TL;DR
AI-powered apps are enabling blind people to receive detailed feedback about their appearance for the first time. Whilst users find this empowering, researchers warn about potential body image impacts from AI systems trained on narrow beauty standards.
A New Kind of Mirror
Apps like Be My Eyes and Envision now offer blind users something previously impossible: detailed descriptions of their own appearance. Users can photograph themselves and receive AI-generated feedback on everything from skincare results to outfit coordination.
“I had sight for 17 years of my life, and while I could always ask people to describe things to me, the truth is that I haven’t had an opinion about my face for 12 years,” says Lucy Edwards, a blind content creator. “Suddenly I’m taking a photo and I can ask AI to give me all the details.”
Karthik Mahadevan, CEO of Envision, notes that appearance-related queries surprised the company. “Often the first question they ask is how they look.”
The Psychology of AI Feedback
Body image researchers express concern about the technology’s potential effects. Helena Lewis-Smith at the University of Bristol observes that “people who seek more feedback about their bodies, in all areas, have lower body image satisfaction.
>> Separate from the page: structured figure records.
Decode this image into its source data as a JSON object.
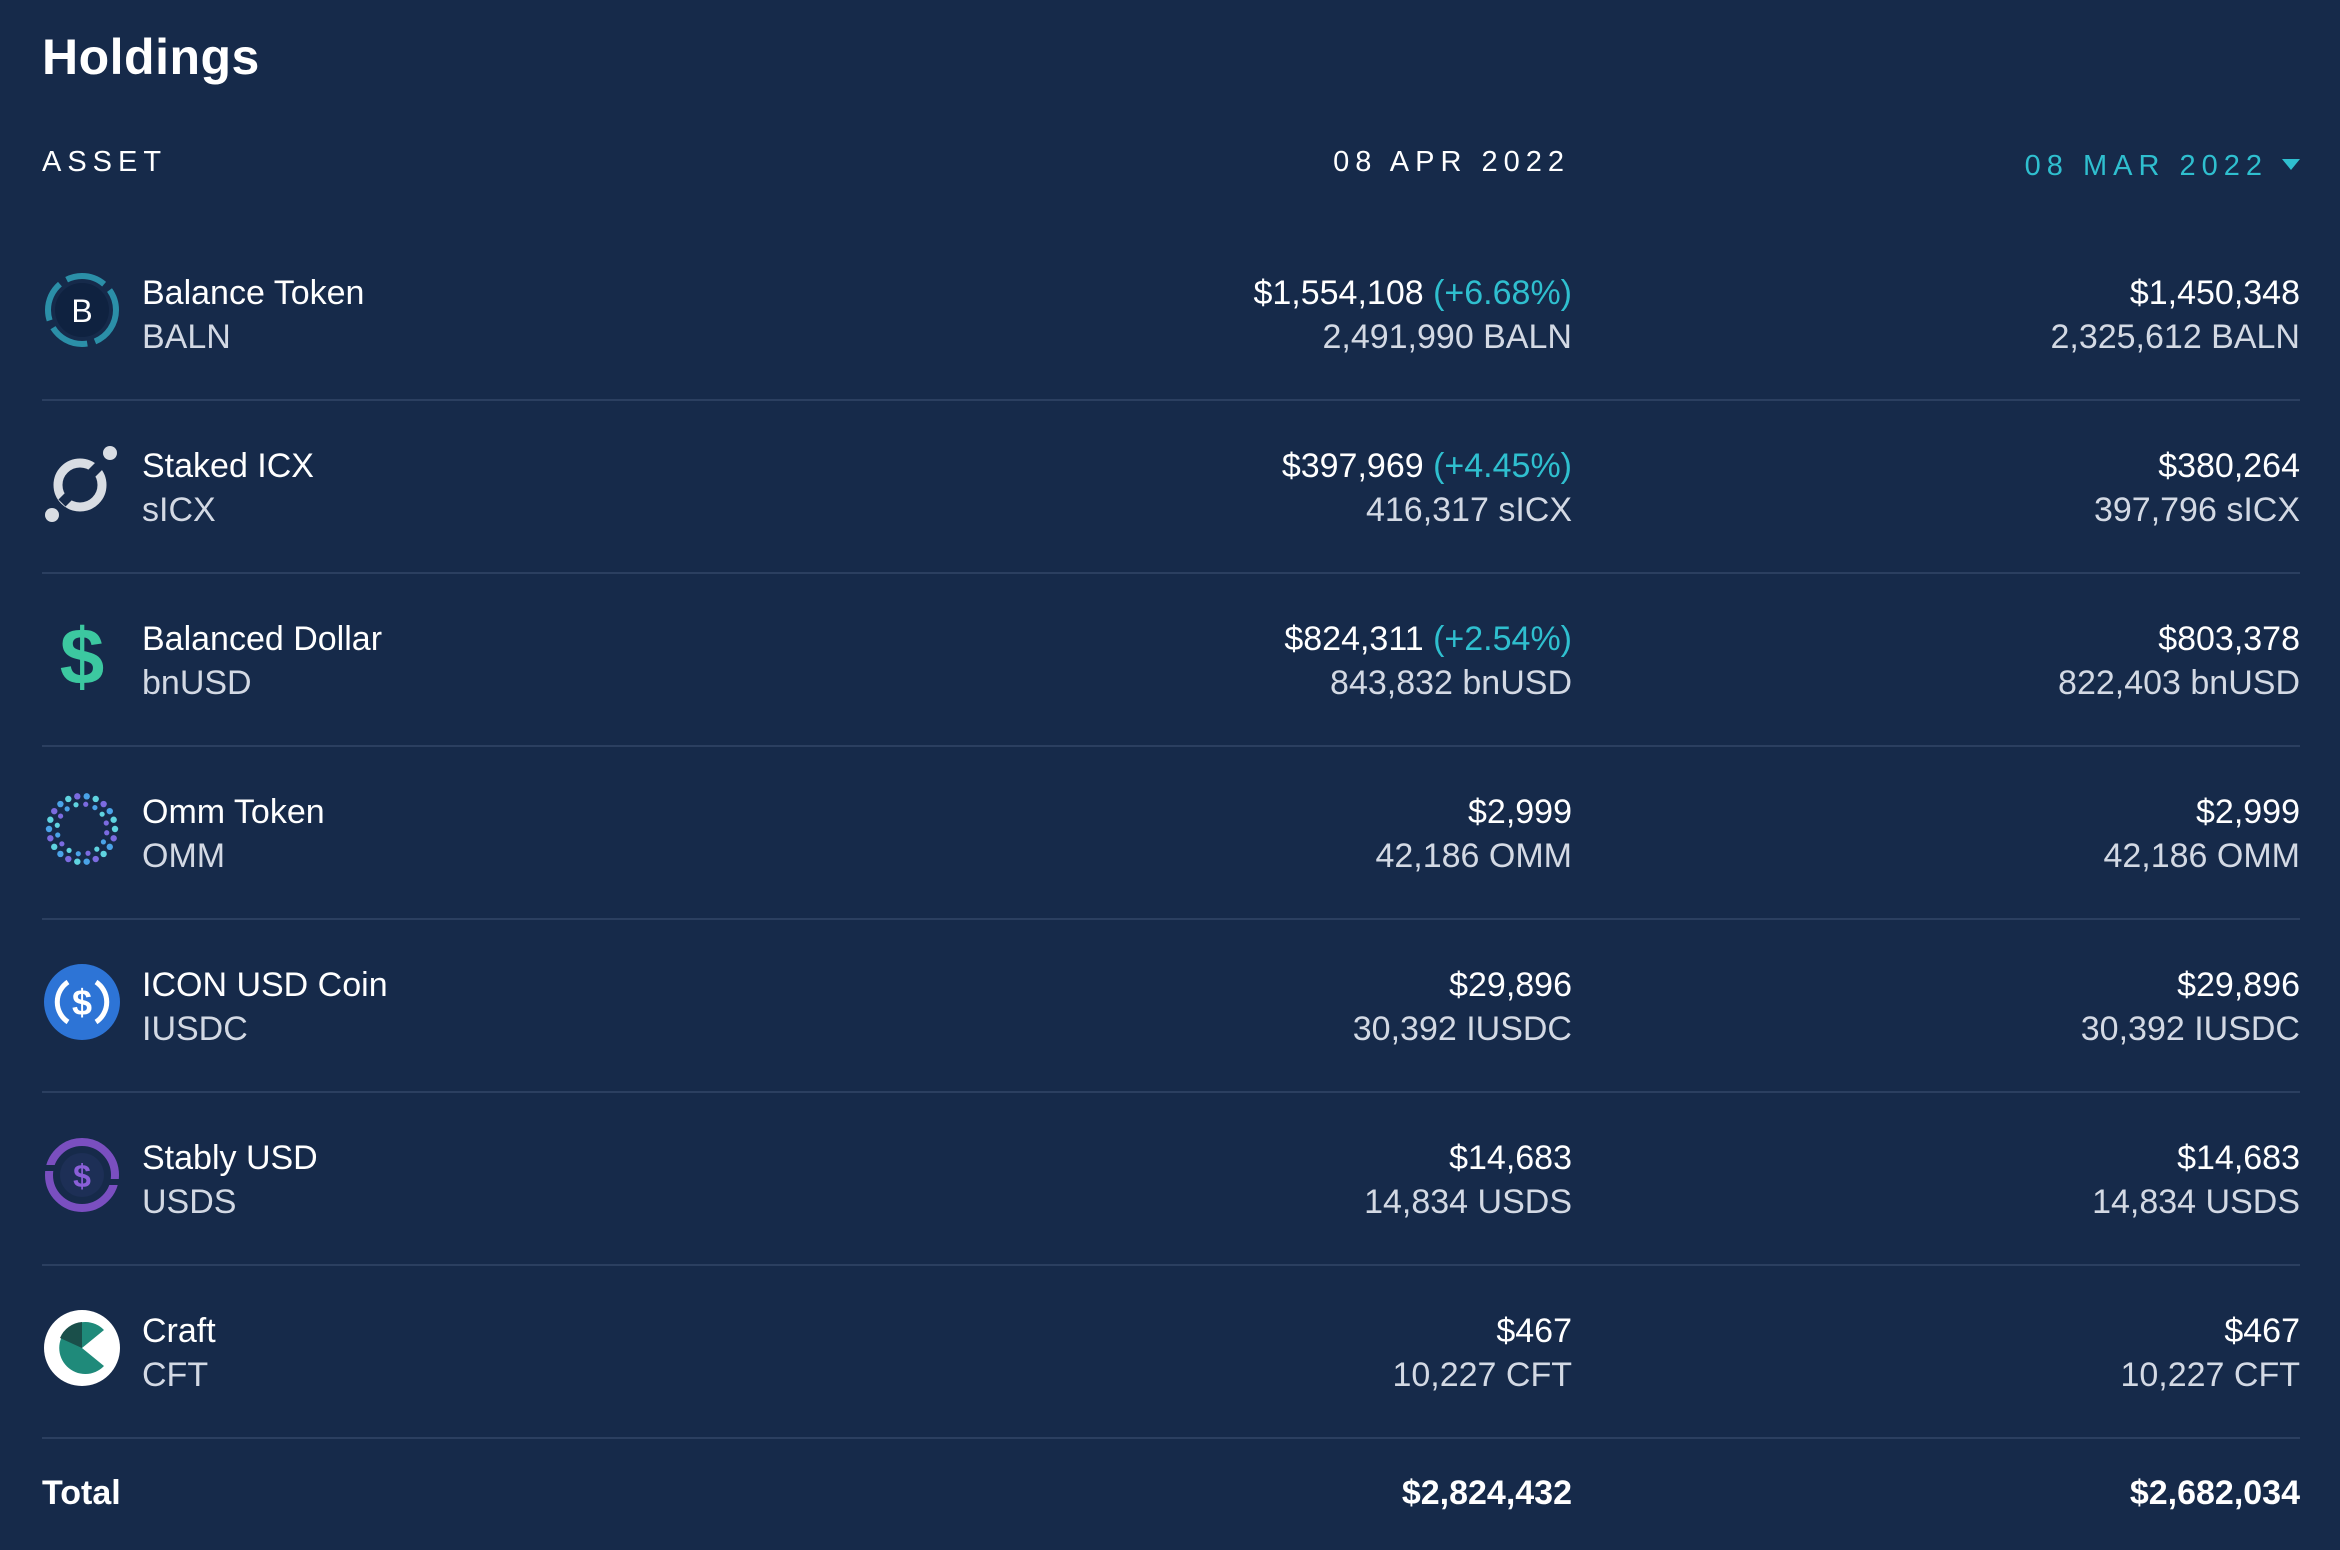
{
  "title": "Holdings",
  "columns": {
    "asset": "ASSET",
    "current_date": "08 APR 2022",
    "compare_date": "08 MAR 2022"
  },
  "colors": {
    "background": "#162a4a",
    "accent": "#2fbfcf",
    "divider": "#2b3f60"
  },
  "assets": [
    {
      "icon": "balance-token-icon",
      "name": "Balance Token",
      "symbol": "BALN",
      "current_value": "$1,554,108",
      "change": "(+6.68%)",
      "current_amount": "2,491,990 BALN",
      "compare_value": "$1,450,348",
      "compare_amount": "2,325,612 BALN"
    },
    {
      "icon": "icx-icon",
      "name": "Staked ICX",
      "symbol": "sICX",
      "current_value": "$397,969",
      "change": "(+4.45%)",
      "current_amount": "416,317 sICX",
      "compare_value": "$380,264",
      "compare_amount": "397,796 sICX"
    },
    {
      "icon": "dollar-sign-icon",
      "name": "Balanced Dollar",
      "symbol": "bnUSD",
      "current_value": "$824,311",
      "change": "(+2.54%)",
      "current_amount": "843,832 bnUSD",
      "compare_value": "$803,378",
      "compare_amount": "822,403 bnUSD"
    },
    {
      "icon": "omm-token-icon",
      "name": "Omm Token",
      "symbol": "OMM",
      "current_value": "$2,999",
      "change": "",
      "current_amount": "42,186 OMM",
      "compare_value": "$2,999",
      "compare_amount": "42,186 OMM"
    },
    {
      "icon": "usdc-icon",
      "name": "ICON USD Coin",
      "symbol": "IUSDC",
      "current_value": "$29,896",
      "change": "",
      "current_amount": "30,392 IUSDC",
      "compare_value": "$29,896",
      "compare_amount": "30,392 IUSDC"
    },
    {
      "icon": "stably-usd-icon",
      "name": "Stably USD",
      "symbol": "USDS",
      "current_value": "$14,683",
      "change": "",
      "current_amount": "14,834 USDS",
      "compare_value": "$14,683",
      "compare_amount": "14,834 USDS"
    },
    {
      "icon": "craft-icon",
      "name": "Craft",
      "symbol": "CFT",
      "current_value": "$467",
      "change": "",
      "current_amount": "10,227 CFT",
      "compare_value": "$467",
      "compare_amount": "10,227 CFT"
    }
  ],
  "total": {
    "label": "Total",
    "current": "$2,824,432",
    "compare": "$2,682,034"
  }
}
AI is opening up this possibility for blind people.”
The concern isn’t theoretical. AI models have historically been trained to favour thin bodies with Eurocentric features. When these biases shape the descriptions blind users receive, the effects could be significant—particularly since users lack the visual context to evaluate AI assessments objectively.
AI hallucinations present another risk. Joaquín Valentinuzzi, a 20-year-old blind user, found the technology sometimes changed his hair colour or misread his expressions. “This kind of thing can make you feel insecure,” he says.
Looking Forward
Despite the risks, blind users interviewed for the BBC piece largely view the technology positively. Edwards captures this sentiment: “We’re going to take it as a positive thing because even though we don’t see visual beauty in the same way that sighted people do, the more robots that describe photos to us, the happier we’ll be.”
The consensus seems to be that the mirror is here—the question is how to use it wisely.